I am not suggesting that this is the ticket to a Trump victory in November. All of Trump's many debts remain. He was despised by tens of millions of Americans. He has been charged in multiple jurisdictions. He faces dozens of felony charges. He attempted to overturn the 2020 election by spreading delusional lies about election fraud, which he continues to affirm. He became the first president in U.S. history to attempt a coup to retain power by inciting a riot that threw Congress into disarray as it attempted to certify the election results.
[Damon Linker: Democrats should pick a new presidential candidate now]
All of this, and much more, will make the 2024 election a challenge for Trump. But the fact that the election is so close to the point where opinion polls are tilting against Biden means that former President Biden's approval rating is surprisingly higher than it was in 2016 or 2020. That doesn't necessarily mean he's on track to win. . But it does suggest that the Republican Party's new electoral coalition is stable and likely to grow. Even though the Reaganite Republican godfathers constantly express outright disgust for the man behind this stability and growth.
Whether Trump wins or not, we will continue to see the Republican base evolve away from what Pence, Haley, and others want. As I have previously argued, the relatively small number of voters eager for a Reagan restoration will not find it in the current Republican Party. They may not entirely find it in Democratic Joe Biden either. But at least there they can make common cause with centrist forces open to a Reaganesque mix of low taxes, free immigration, free trade, and a civil religion of hawkish internationalism and American exceptionalism. In the post-Trump Republican Party, such views (except for tax cuts) are actively unwelcome.

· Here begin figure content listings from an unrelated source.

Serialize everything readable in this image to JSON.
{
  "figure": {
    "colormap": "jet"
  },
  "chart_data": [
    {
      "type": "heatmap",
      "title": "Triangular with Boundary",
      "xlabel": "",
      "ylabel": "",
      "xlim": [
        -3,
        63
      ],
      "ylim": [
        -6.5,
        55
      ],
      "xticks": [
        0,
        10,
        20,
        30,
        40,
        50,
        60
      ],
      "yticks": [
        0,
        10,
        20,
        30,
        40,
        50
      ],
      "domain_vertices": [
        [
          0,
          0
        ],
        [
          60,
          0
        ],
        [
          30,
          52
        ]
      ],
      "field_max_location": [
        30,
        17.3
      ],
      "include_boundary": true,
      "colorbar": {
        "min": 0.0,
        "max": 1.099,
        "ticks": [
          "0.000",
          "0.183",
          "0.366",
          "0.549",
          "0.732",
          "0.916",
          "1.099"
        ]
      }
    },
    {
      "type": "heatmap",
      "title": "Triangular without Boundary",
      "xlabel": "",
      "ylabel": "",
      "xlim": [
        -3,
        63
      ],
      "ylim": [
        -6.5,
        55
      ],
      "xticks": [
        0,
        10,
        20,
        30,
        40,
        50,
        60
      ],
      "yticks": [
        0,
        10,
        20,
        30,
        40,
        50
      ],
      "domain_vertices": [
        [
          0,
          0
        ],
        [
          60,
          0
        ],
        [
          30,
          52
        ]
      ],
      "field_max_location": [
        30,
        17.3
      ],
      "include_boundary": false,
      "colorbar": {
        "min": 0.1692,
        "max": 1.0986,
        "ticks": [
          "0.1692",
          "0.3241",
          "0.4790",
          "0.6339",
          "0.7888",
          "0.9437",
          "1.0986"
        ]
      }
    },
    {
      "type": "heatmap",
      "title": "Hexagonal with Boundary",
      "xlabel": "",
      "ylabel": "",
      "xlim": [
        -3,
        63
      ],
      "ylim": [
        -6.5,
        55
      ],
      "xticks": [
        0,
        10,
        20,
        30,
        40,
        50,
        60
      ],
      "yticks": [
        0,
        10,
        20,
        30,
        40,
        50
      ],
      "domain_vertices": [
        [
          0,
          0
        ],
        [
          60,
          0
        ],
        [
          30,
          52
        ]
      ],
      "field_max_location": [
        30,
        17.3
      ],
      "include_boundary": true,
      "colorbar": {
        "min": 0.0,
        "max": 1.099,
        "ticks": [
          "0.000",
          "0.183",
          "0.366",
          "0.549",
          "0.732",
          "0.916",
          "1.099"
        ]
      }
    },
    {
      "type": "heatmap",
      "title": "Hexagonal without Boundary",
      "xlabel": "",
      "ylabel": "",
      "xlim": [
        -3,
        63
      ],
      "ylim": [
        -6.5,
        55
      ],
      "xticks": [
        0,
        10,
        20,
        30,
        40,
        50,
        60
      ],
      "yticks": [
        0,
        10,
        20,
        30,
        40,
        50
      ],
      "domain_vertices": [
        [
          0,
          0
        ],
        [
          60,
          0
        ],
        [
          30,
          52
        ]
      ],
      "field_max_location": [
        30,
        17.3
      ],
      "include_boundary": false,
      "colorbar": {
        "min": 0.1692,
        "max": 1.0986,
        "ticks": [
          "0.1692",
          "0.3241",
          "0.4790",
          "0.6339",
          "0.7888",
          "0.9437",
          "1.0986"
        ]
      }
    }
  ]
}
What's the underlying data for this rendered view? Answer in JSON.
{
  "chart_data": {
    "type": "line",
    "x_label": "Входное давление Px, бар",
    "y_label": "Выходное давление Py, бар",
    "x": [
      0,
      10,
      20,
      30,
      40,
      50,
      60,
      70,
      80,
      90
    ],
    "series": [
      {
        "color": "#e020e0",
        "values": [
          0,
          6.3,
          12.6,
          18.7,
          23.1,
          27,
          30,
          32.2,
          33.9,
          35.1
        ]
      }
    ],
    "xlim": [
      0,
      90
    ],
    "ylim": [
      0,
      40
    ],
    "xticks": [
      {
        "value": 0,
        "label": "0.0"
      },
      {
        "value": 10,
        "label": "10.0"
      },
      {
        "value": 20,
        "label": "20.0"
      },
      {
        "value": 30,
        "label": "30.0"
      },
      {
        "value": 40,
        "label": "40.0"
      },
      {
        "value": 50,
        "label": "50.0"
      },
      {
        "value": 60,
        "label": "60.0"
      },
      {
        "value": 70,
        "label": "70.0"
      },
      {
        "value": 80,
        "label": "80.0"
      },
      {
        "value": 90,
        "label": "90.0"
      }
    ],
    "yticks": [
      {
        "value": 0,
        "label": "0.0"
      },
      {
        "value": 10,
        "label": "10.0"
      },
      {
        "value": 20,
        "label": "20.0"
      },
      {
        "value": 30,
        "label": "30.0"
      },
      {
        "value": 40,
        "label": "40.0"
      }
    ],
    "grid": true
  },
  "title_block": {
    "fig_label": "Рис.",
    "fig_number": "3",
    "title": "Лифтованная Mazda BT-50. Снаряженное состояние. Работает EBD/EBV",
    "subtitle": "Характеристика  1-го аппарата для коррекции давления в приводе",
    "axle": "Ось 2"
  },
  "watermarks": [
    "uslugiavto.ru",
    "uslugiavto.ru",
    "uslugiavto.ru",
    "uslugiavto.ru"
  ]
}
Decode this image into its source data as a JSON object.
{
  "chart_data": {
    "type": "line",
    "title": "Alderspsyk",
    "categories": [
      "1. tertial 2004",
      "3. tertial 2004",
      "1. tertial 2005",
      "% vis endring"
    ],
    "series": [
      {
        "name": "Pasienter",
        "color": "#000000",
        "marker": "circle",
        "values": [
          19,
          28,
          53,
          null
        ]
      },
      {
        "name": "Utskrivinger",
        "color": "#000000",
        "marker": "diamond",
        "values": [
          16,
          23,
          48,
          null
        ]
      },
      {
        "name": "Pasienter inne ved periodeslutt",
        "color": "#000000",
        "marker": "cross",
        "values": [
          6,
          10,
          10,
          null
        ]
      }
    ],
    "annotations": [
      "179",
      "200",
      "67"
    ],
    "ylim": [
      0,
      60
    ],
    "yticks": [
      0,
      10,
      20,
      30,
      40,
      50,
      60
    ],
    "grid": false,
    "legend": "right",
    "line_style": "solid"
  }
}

That's because a significant portion of Americans without college degrees, regardless of race or ethnicity, have different priorities and increasingly form the base of the Republican Party. Its voters prefer to think of the country as an armed bloc. They want to see government power used to advance what they consider to be their and the country's interests, and they like that message delivered with muscular vulgarity and humor. Reagan's high-minded, edifying and earnest speeches that portrayed America as a shining city on a hill with a duty to protect democracy abroad chilled voters. In this respect, ‘America First’ is working really well as a slogan for the emerging Republican Party eight years after President Trump first took over.
None of this is likely to change if Trump loses in November. The new Republican base isn't going to change direction and suddenly decide to love Pence and Haley. Reagan's existing approach is a dead end. Instead, the party will finally begin a serious search for Trump's successor. Ron DeSantis has been auditioning for the role for the past year, but the results haven't been great. Voters still decided they preferred Trump himself. DeSantis will probably try again, but next time he'll be joined by many others. (Prominent among them is JD Vance, who is spending much of his first term as a junior senator from Ohio, testing elements of a right-wing populist agenda for the post-Trump Republican Party.
Whoever Trump's successor turns out to be, he will be someone who speaks the language of non-college-educated voters and sees the world like them. The Republican Party has now become a vehicle for right-wing populism. Pence's frustration with this fact will likely do more to ensure the completion of these changes than to thwart the political ambitions of the new Republican Party.